Our first problem is 342 ÷ 5.

500 is bigger than our dividend, so we are going to stick with 50. Let’s repeatedly subtract 50. 342 – 50 = 292. 292 – 50 = 242. 242 – 50 = 192. 192 – 50 = 142. 142 – 50 = 92. 92 – 50 = 42. 50 does not fit into 42, so now we find out how many times 5 fits into 42. 42 ÷ 5 = 8 remainder 2. Now I add up the partial quotients. 10, 20, 30, 40, 50, 60. 60 + 8 R2 is 68 R2. The quotient of 342 ÷ 5 = 68 R2.

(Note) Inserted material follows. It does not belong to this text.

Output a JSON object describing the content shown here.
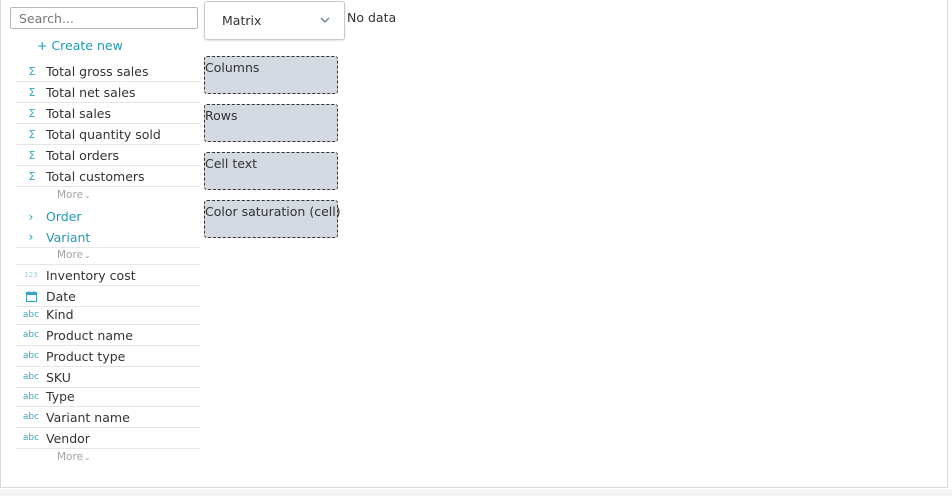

Our next problem is 569 ÷ 4.

4,000 does not fit into our dividend. Let’s repeatedly subtract 400. 569 – 400 is 169. 400 does not fit into 169, so now we repeatedly subtract 40. 169 – 40 = 129. 129 – 40 = 89. 89 – 40 = 49. 49 – 40 = 9. 40 does not fit into 9, so now we find out how many times 4 fits into 9. 9 divided by 4. 4 fits into 9 two times. 2 times 4 is 8. We subtract. 4 fits into 9 two times, with 1 remainder. Now I add my partial quotients. 100, 110, 120, 130, 140. 140 plus 2 remainder 1, is 142 R1. The quotient of 569 ÷ 4 is 142 R1.

Our last example is 463 divided by 3. 3,000 is larger than our dividend, so we are going to start with 300. 463 – 300 = 163. 300 does not fit into 163, so we repeatedly subtract 30. 163 – 30 is 133. 30 does not fit into 13, so now we divide 13 by 3. 3 does not fit into 1. 3 fits into 13 4 times. 4 x 3 is 12. 13 divided by 3 is 4 remainder 1. I add my partial quotients. 100, 110, 120, 130, 140, 150. 150 + 4 R1 is 154 R1. 463 ÷ 3 is 154 R1.

What powers of 10 would you use to solve 2,653 ÷ 14 using partial quotients?